Je ne suis pas expert en géopolitique. Je ne connais donc pas, dans les recoins des détails, les enjeux du conflit en Ukraine, le sens de ses morts, tragiques et récents. Je sais juste qu’une fois mise dans l’assiette de la gouvernance internationale, les nobles principes vendent souvent du rêve ; les preux héros de la liberté écoutent avec des casques de concierge le babillage des habitants de la planète. Le produit liberté a un beau packaging, mais sent la merde, une fois sorti du vide.
Je sais aussi l’importance entre deux antagonismes de la nécessité de ne pas perdre la face. Si l’on ne tue pas son ennemi, il faut le laisser vivre et prospérer.

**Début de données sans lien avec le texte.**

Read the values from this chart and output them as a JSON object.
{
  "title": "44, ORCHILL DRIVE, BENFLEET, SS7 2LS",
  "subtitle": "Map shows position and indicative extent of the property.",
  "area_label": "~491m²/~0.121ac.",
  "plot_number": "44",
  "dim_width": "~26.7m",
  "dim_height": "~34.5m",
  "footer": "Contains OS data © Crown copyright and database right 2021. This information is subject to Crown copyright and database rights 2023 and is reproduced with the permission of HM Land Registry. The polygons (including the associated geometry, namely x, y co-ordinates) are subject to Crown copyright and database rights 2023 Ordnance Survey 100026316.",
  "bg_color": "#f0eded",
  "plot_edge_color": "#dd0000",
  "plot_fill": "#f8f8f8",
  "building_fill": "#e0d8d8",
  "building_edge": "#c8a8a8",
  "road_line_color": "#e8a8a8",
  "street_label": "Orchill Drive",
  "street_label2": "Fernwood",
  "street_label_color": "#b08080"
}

Précisément, aujourd’hui, par le jeu de la virtualisation et de la dématérialisation, un de deux antagonistes n’a plus de face, il se veut partout universel, unique, sans alternative, il n’a pas de frontière, pas de territoire. Il chante les transatlantiques, les paradis fiscaux, le lisse, le beau, le bronze. Il est de « nulle part ».
Aussi, la Crimée apparait-elle comme l’émergence d’un refoulé inattendu, d’un archaïsme improbable ; le « quelque part », avec son lot, d’histoires, de conflits, de vieille terre, de traditions, d’appartenance en un mot, en un seul. Il ne s’agit pas d’un paradis, les conflits d’appartenance sont légions, les palabres interminables, la légitimité mouvante et jamais acquise.
Mais, au moins ce grand bordel au risque génocidaire, vient nous taper sur l’épaule et nous demander si nous sommes de quelque part ou de nulle part et si nous existons un peu dans la dépendance aux autres.